San Marcos formed an assessment district under the Municipal Improvement Act of 1913 and the Improvement Act of 1911 (Sts. & Hy. Code, [159 Cal. App. 3d 357] § 10000 et seq., and § 5000 et seq.) and imposed a special assessment on property within the assessment district to finance street improvements. The San Marcos Unified School District owns a parcel of land within the assessment district. Over the District's objections to including its property within the assessment district based on its inability to pay any assessment, and, notwithstanding San Marcos' power to exempt the public property from the assessment (Sts. & Hy. Code, § 5301), San Marcos imposed the assessment and billed the District for $17,000.

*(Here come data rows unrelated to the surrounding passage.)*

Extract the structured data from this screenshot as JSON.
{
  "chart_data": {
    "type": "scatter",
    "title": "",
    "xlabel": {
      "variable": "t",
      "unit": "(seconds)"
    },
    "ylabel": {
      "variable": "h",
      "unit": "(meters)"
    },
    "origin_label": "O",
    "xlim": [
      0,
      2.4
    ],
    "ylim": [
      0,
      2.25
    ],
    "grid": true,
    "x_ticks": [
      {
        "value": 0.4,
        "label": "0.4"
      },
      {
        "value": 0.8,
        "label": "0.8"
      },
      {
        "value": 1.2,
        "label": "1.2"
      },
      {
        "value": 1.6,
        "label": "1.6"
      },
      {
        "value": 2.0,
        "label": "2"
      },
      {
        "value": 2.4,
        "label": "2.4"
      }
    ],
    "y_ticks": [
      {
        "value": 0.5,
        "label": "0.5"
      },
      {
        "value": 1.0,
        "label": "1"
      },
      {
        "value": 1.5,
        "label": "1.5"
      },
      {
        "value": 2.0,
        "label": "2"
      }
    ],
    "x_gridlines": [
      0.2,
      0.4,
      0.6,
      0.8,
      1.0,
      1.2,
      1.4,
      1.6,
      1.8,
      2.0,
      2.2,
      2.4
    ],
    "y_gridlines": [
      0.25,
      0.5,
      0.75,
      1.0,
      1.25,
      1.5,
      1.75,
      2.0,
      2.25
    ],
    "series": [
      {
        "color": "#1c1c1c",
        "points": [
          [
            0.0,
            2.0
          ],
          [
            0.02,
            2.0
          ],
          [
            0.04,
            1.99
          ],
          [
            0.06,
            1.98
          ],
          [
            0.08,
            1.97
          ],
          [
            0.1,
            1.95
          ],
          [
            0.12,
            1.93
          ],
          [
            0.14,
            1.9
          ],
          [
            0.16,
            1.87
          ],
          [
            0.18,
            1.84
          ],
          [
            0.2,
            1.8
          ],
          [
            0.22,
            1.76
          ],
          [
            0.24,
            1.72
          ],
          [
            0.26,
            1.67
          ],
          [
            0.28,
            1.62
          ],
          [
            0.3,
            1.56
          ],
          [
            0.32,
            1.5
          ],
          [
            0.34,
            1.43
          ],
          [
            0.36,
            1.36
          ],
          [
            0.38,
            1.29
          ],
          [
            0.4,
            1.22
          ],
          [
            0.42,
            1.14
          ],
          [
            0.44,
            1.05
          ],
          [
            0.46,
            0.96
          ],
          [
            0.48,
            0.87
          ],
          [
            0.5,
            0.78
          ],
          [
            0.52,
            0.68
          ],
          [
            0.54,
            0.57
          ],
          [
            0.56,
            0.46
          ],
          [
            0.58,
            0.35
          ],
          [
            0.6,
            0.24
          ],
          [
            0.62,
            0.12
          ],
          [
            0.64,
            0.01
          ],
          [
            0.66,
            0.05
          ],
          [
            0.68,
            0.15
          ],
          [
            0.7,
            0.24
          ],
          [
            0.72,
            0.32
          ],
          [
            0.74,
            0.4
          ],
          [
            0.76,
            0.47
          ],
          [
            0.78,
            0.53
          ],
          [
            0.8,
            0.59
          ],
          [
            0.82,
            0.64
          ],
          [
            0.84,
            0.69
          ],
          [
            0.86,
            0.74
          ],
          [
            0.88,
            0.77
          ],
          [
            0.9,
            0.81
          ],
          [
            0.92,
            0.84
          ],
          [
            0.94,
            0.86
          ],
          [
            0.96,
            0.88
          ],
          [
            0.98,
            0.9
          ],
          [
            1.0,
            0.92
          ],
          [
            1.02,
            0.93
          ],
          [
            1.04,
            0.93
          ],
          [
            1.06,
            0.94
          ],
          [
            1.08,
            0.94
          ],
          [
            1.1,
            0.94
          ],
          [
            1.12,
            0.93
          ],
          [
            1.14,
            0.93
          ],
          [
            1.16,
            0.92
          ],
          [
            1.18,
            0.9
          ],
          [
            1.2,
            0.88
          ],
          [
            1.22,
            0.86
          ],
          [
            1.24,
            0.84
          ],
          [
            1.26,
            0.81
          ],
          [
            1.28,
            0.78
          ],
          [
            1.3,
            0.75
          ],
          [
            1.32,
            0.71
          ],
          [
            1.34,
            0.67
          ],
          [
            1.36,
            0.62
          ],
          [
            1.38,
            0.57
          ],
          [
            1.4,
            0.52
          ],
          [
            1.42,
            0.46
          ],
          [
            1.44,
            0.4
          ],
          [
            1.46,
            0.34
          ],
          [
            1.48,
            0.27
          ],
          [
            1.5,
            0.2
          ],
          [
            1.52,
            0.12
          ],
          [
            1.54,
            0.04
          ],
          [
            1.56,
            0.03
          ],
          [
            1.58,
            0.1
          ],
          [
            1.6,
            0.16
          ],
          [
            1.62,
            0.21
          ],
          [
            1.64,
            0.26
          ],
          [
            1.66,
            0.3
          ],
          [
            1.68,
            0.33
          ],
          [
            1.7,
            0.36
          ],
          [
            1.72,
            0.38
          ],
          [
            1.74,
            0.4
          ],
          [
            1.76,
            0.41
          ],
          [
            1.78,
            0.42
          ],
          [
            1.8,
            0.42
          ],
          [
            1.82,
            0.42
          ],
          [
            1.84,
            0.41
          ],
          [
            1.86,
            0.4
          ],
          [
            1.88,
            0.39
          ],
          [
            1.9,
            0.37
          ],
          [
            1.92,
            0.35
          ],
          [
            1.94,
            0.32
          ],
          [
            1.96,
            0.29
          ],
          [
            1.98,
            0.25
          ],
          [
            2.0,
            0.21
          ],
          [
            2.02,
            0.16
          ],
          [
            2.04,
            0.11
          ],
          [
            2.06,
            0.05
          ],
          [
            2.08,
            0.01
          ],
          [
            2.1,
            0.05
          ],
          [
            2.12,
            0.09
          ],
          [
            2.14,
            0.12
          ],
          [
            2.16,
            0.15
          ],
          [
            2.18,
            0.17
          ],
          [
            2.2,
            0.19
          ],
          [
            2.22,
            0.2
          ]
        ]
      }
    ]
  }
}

Unable to pay the assessment in a lump sum, the District elected to pay the assessment in instalments (Sts. & Hy. Code, § 5302.5). However, the District did not have the money even to pay the assessment in instalments and, because property owners in the school district were already being taxed at 1 percent of the full cash value of their property, the District concluded California Constitution article XIII A, section 1 prevented it from imposing any more property taxes to raise the necessary money. Therefore, the District did not pay the assessment. San Marcos advanced the amount necessary to cover the assessment and then asked San Diego to impose a tax on the property owners within the school district to pay the assessment (Sts. & Hy. Code, § 5302.5). When San Diego refused, claiming such tax would violate article XIII A, section 1, San Marcos asked the superior court for a writ of mandate requiring San Diego to impose the tax. The court granted the request, concluding although the tax was an ad valorem property tax, imposing it did not violate article XIII A, section 1, because all the tax did was "pass through" the special assessment to the real owners of the school district property--private property owners within the school district, and therefore, the article XIII A limitations did not apply.

II

[1] Appealing, San Diego correctly contends the court erred in concluding section 5302.5 authorized it to impose ad valorem property taxes beyond the 1 percent limitation of article XIII A, section 1, in order to pay a special assessment imposed on public property. The court mischaracterized the proposed tax which in fact was a special ad valorem property tax which San Marcos sought to impose for the specific purpose of paying the assessment (seeCity and County of San Francisco v. Farrell (1982) 32 Cal. 3d 47, 57 [184 Cal. Rptr. 713, 648 P.2d 935], holding special taxes are those taxes levied for a specific purpose rather than for general governmental purposes). Because San Diego's imposing this ad valorem property tax would have exceeded the 1 percent limitation, such imposition was constitutionally prohibited. Moreover, even if the levy were considered a special tax to pass the cost of the assessment to the district residents (rather than a special ad [159 Cal. App. 3d 358] valorem property tax) it could not have been imposed without approval of two-thirds of the voters in the school district (Cal. Const., art. XIII A, § 4).

Judgment reversed.

Cologne, J., and Staniforth, J., concurred.